The system is already controversial because it raises concerns about what caused the patient's death. But what happens when brain death becomes readily reversible? Stuart Younger, a bioethicist at Case Western Reserve University, told Nature that if BrainEx were to become widely available, it could shrink the pool of eligible donors.

"There's a potential conflict here between the interests of potential donors — who might not even be donors — and people who are waiting for organs," he said.

It will be a while before such experiments go anywhere near human subjects. A more immediate ethical question relates to how such experiments harm animal subjects.

Ethical review boards evaluate research protocols and can reject any that causes undue pain, suffering, or distress. Since dead animals feel no pain, suffer no trauma, they are typically approved as subjects. But how do such boards make a judgement regarding the suffering of a "cellularly active" brain? The distress of a partially alive brain?

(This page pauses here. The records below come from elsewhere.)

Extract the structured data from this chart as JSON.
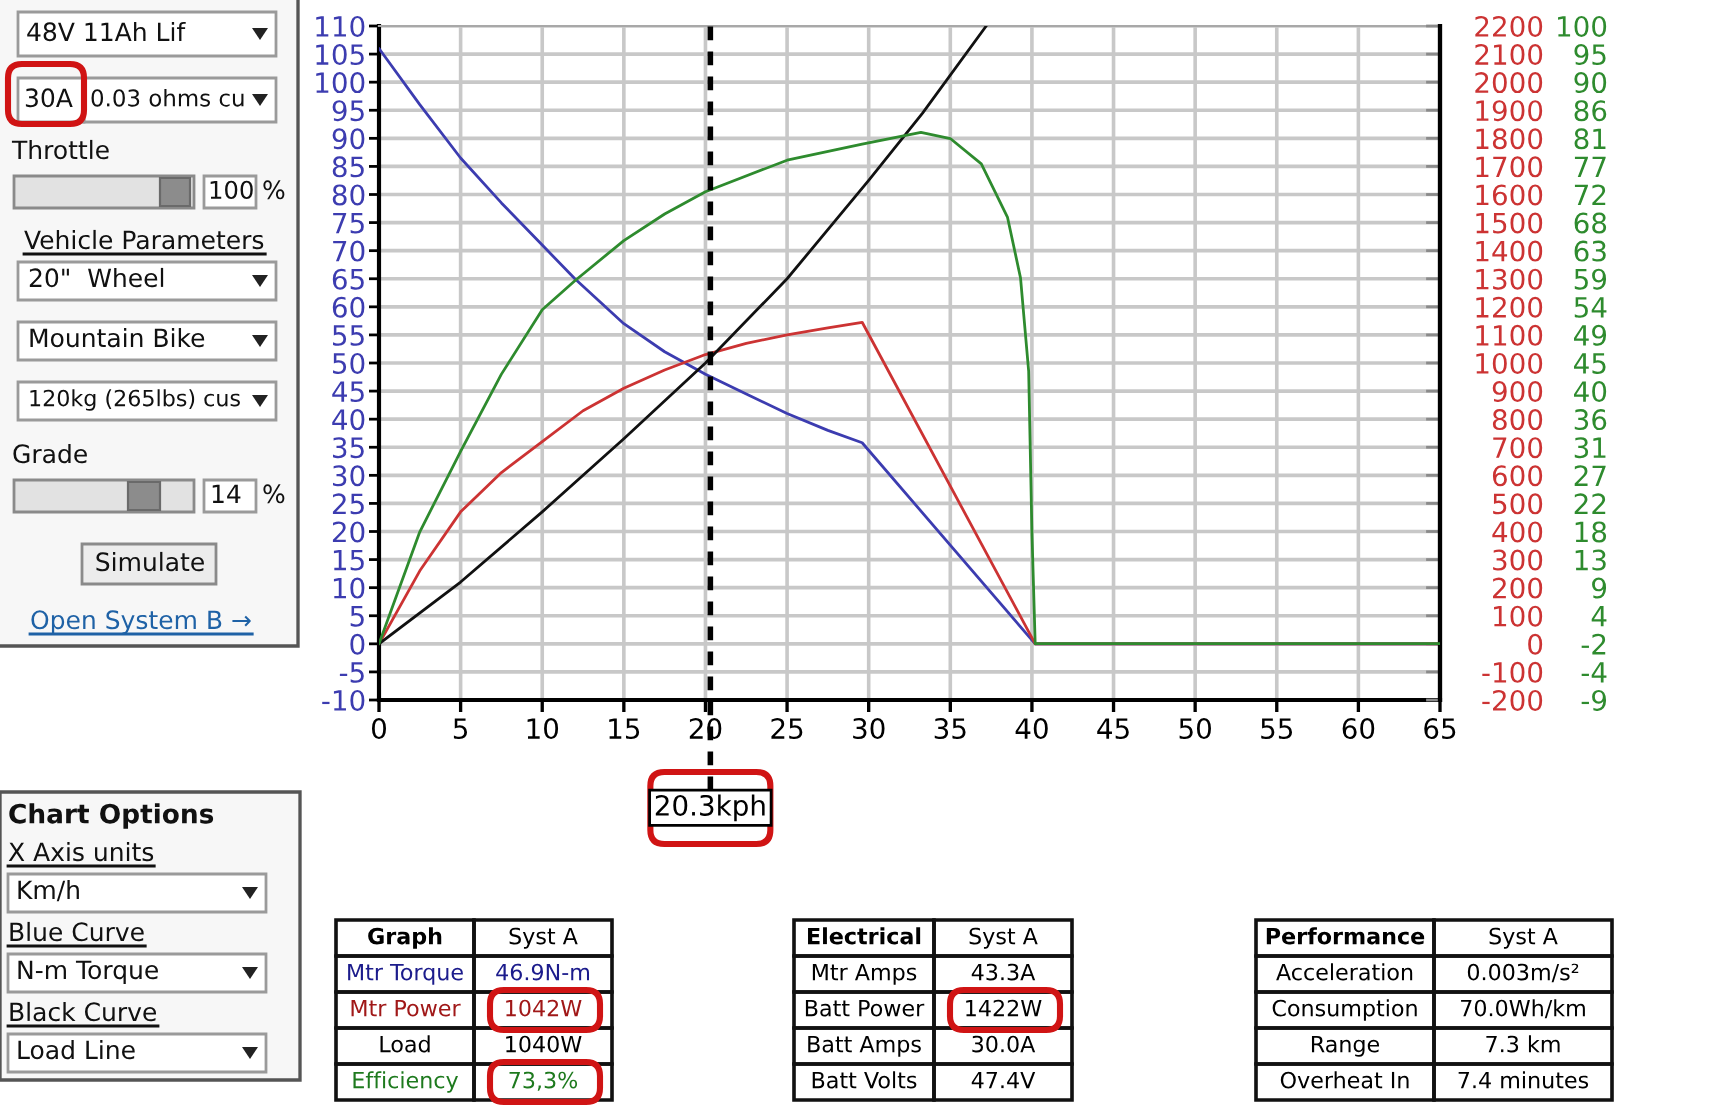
{
  "chart_data": {
    "type": "line",
    "xlim": [
      0,
      65
    ],
    "xticks": [
      0,
      5,
      10,
      15,
      20,
      25,
      30,
      35,
      40,
      45,
      50,
      55,
      60,
      65
    ],
    "ylim": [
      -10,
      110
    ],
    "yticks": [
      -10,
      -5,
      0,
      5,
      10,
      15,
      20,
      25,
      30,
      35,
      40,
      45,
      50,
      55,
      60,
      65,
      70,
      75,
      80,
      85,
      90,
      95,
      100,
      105,
      110
    ],
    "y2lim": [
      -200,
      2200
    ],
    "y2ticks": [
      -200,
      -100,
      0,
      100,
      200,
      300,
      400,
      500,
      600,
      700,
      800,
      900,
      1000,
      1100,
      1200,
      1300,
      1400,
      1500,
      1600,
      1700,
      1800,
      1900,
      2000,
      2100,
      2200
    ],
    "y3lim": [
      -9,
      100
    ],
    "y3ticks": [
      -9,
      -4,
      -2,
      4,
      9,
      13,
      18,
      22,
      27,
      31,
      36,
      40,
      45,
      49,
      54,
      59,
      63,
      68,
      72,
      77,
      81,
      86,
      90,
      95,
      100
    ],
    "grid": true,
    "series": [
      {
        "color": "#3c3cb0",
        "x": [
          0,
          2.5,
          5,
          7.5,
          10,
          12,
          15,
          17.5,
          20,
          22.5,
          25,
          27.5,
          29.6,
          40.2,
          65
        ],
        "values": [
          106,
          96,
          86.5,
          78.5,
          71,
          65,
          57,
          52,
          48,
          44.5,
          41,
          38,
          35.8,
          0,
          0
        ]
      },
      {
        "color": "#cc3333",
        "axis": "y2",
        "x": [
          0,
          2.5,
          5,
          7.5,
          10,
          12.5,
          15,
          17.5,
          20,
          22.5,
          25,
          27.5,
          29.6,
          40.2,
          65
        ],
        "values": [
          0,
          260,
          470,
          610,
          720,
          830,
          910,
          975,
          1030,
          1070,
          1100,
          1125,
          1145,
          0,
          0
        ]
      },
      {
        "color": "#111111",
        "axis": "y2",
        "x": [
          0,
          5,
          10,
          15,
          20,
          25,
          30,
          33.3,
          37.2
        ],
        "values": [
          0,
          220,
          470,
          730,
          1000,
          1300,
          1650,
          1890,
          2200
        ]
      },
      {
        "color": "#2e8b2e",
        "axis": "y3",
        "x": [
          0,
          2.5,
          5,
          7.5,
          10,
          12,
          15,
          17.5,
          20,
          25,
          29.6,
          33.2,
          35,
          36.9,
          38.5,
          39.3,
          39.8,
          40.0,
          40.2,
          65
        ],
        "values": [
          0.1,
          18.2,
          31.2,
          43.7,
          54.1,
          58.8,
          65.3,
          69.6,
          73.2,
          78.3,
          80.9,
          82.8,
          81.8,
          77.7,
          69.1,
          59.3,
          44.2,
          18.2,
          0.1,
          0.1
        ]
      }
    ],
    "ref_lines": [
      {
        "axis": "x",
        "value": 20.3,
        "label": "20.3kph",
        "color": "#000000",
        "line_style": "dashed"
      }
    ],
    "annotations": [
      "48V 11Ah Lif",
      "30A",
      "0.03 ohms cu",
      "Throttle",
      "100",
      "%",
      "Vehicle Parameters",
      "20\"  Wheel",
      "Mountain Bike",
      "120kg (265lbs) cus",
      "Grade",
      "14",
      "%",
      "Simulate",
      "Open System B →",
      "Chart Options",
      "X Axis units",
      "Km/h",
      "Blue Curve",
      "N-m Torque",
      "Black Curve",
      "Load Line",
      "Graph",
      "Syst A",
      "Mtr Torque",
      "46.9N-m",
      "Mtr Power",
      "1042W",
      "Load",
      "1040W",
      "Efficiency",
      "73,3%",
      "Electrical",
      "Syst A",
      "Mtr Amps",
      "43.3A",
      "Batt Power",
      "1422W",
      "Batt Amps",
      "30.0A",
      "Batt Volts",
      "47.4V",
      "Performance",
      "Syst A",
      "Acceleration",
      "0.003m/s²",
      "Consumption",
      "70.0Wh/km",
      "Range",
      "7.3 km",
      "Overheat In",
      "7.4 minutes"
    ]
  }
}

The dilemma is unprecedented.

Setting new boundaries

Another science fiction story that comes to mind when discussing this story is, of course, Frankenstein. As Farahany told National Geographic: "It is definitely has [sic] a good science-fiction element to it, and it is restoring cellular function where we previously thought impossible. But to have Frankenstein, you need some degree of consciousness, some 'there' there. [The researchers] did not recover any form of consciousness in this study, and it is still unclear if we ever could. But we are one step closer to that possibility."

She's right. The researchers undertook their research for the betterment of humanity, and we may one day reap some unimaginable medical benefits from it. The ethical questions, however, remain as unsettling as the stories they remind us of.